I usually consider myself pretty up to speed when it comes to the laws regarding the safety of my kids.  I’ve regularly reviewed the National Highway Traffic Safety Administrations (NHTSA) website for recommendations when it comes to car seat choices and positioning.  I consider myself well {self}educated on car seats – I’ve spent HOURS upon hours researching the ones out there, brands, age/weight/height ranges, etc. Which is why I was completely caught off guard the other day when I found out that Arizona changed their car seat law in May and the new law goes into effect in the beginning August.

Like most other moms out there, I’d heard about the recommendations from the NHTSA – rear facing until age 2 and in a booster until age 8. It was all over the news when the recommendations first came out and even our pediatrician’s office was talking about them.  BUT, none of it was AZ State law…they were all just…recommendations.

Maybe I live under a rock, in a closet, or I’ve just been too busy, but I totally missed this law change. And not just me, MANY of the mom’s I have talked to had no idea either.  Here’s why this is a BIG DEAL for some of us. Current AZ law allows kids at age 5 to be free of any kind of booster or child restraint seat.

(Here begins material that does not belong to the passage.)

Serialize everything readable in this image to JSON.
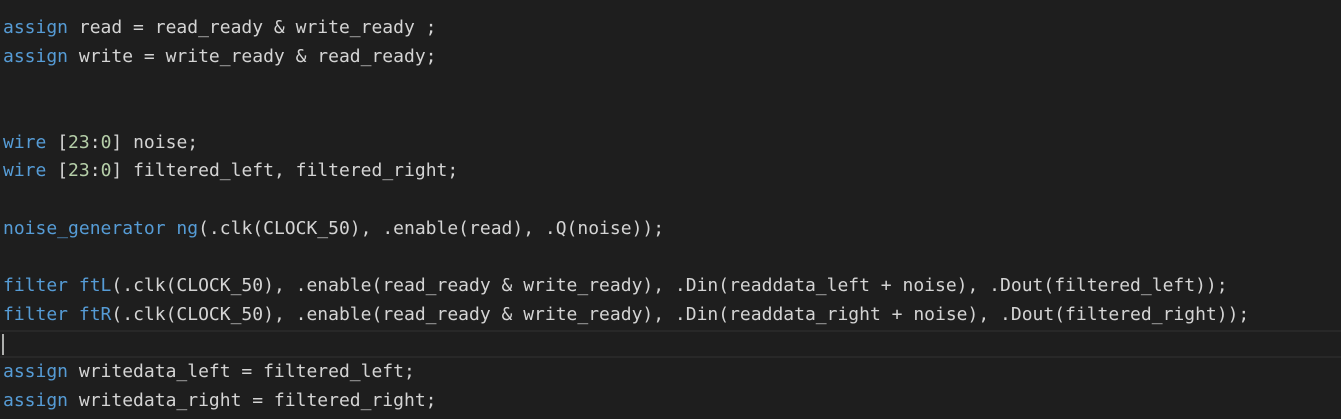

Age 5. That’s Kindergarten…and yes, my oldest daughter {who is almost 7 and starting 2nd grade} talked non-stop about how she was now old enough to not need a booster anymore and how none of her friends use them.  Well, her bubble is officially burst…as well as riding booster free {occasionally} in her daddy’s car. The new AZ Law now requires any child under age 8 {and under 4’9″} to be in a booster or child restraint system. You can guarantee that there are many 7 year old’s, who have been booster free for 2 years, that are not going to be happy. And I am the lucky parent of one of them!

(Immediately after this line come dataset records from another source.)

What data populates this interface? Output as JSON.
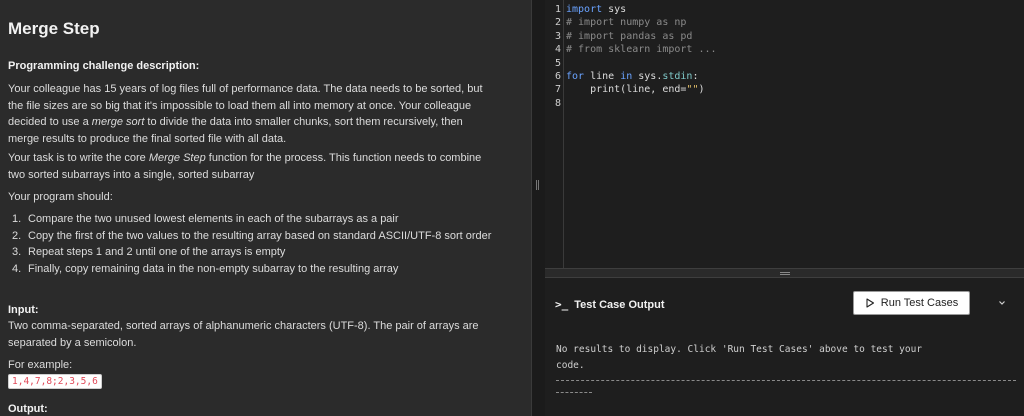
{
  "problem": {
    "title": "Merge Step",
    "section_heading": "Programming challenge description:",
    "para1": [
      "Your colleague has 15 years of log files full of performance data. The data needs to be sorted, but",
      "the file sizes are so big that it's impossible to load them all into memory at once. Your colleague",
      "decided to use a ",
      "merge sort",
      " to divide the data into smaller chunks, sort them recursively, then",
      "merge results to produce the final sorted file with all data."
    ],
    "para2": [
      "Your task is to write the core ",
      "Merge Step",
      " function for the process. This function needs to combine",
      "two sorted subarrays into a single, sorted subarray"
    ],
    "para3": "Your program should:",
    "steps": [
      {
        "num": "1.",
        "text": "Compare the two unused lowest elements in each of the subarrays as a pair"
      },
      {
        "num": "2.",
        "text": "Copy the first of the two values to the resulting array based on standard ASCII/UTF-8 sort order"
      },
      {
        "num": "3.",
        "text": "Repeat steps 1 and 2 until one of the arrays is empty"
      },
      {
        "num": "4.",
        "text": "Finally, copy remaining data in the non-empty subarray to the resulting array"
      }
    ],
    "input_heading": "Input:",
    "input_desc": [
      "Two comma-separated, sorted arrays of alphanumeric characters (UTF-8). The pair of arrays are",
      "separated by a semicolon."
    ],
    "example_label": "For example:",
    "example_value": "1,4,7,8;2,3,5,6",
    "output_heading": "Output:"
  },
  "editor": {
    "line_numbers": [
      "1",
      "2",
      "3",
      "4",
      "5",
      "6",
      "7",
      "8"
    ],
    "lines": [
      [
        {
          "t": "import",
          "c": "kw"
        },
        {
          "t": " sys",
          "c": ""
        }
      ],
      [
        {
          "t": "# import numpy as np",
          "c": "cm"
        }
      ],
      [
        {
          "t": "# import pandas as pd",
          "c": "cm"
        }
      ],
      [
        {
          "t": "# from sklearn import ...",
          "c": "cm"
        }
      ],
      [
        {
          "t": "",
          "c": ""
        }
      ],
      [
        {
          "t": "for",
          "c": "kw"
        },
        {
          "t": " line ",
          "c": ""
        },
        {
          "t": "in",
          "c": "kw"
        },
        {
          "t": " sys.",
          "c": ""
        },
        {
          "t": "stdin",
          "c": "attr"
        },
        {
          "t": ":",
          "c": ""
        }
      ],
      [
        {
          "t": "    print(line, end=",
          "c": ""
        },
        {
          "t": "\"\"",
          "c": "str"
        },
        {
          "t": ")",
          "c": ""
        }
      ],
      [
        {
          "t": "",
          "c": ""
        }
      ]
    ]
  },
  "output_panel": {
    "prompt_glyph": ">_",
    "title": "Test Case Output",
    "run_button_label": "Run Test Cases",
    "message_lines": [
      "No results to display. Click 'Run Test Cases' above to test your",
      "code."
    ]
  },
  "colors": {
    "panel_bg": "#2b2b2b",
    "editor_bg": "#1e1e1e",
    "keyword": "#6aa3ff",
    "comment": "#8a8a8a",
    "example_text": "#e04b5a"
  }
}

Here are some links for more information:

* You can read the whole law here.

* You can read the summary and AZ Dept of Health Services Press Release (along with fine estimate) here.

* You can read more about car seat (NHTSA) recommendations here.

I personally love the new law. Anything that will help may ANY child safer is right up my alley – even if it means having battling an independent spirit.

 What do you think of the new car seat law?  Did you know AZ State law was changing?  Should AZ update their rear-facing law to match the NHTSA recommendations as well?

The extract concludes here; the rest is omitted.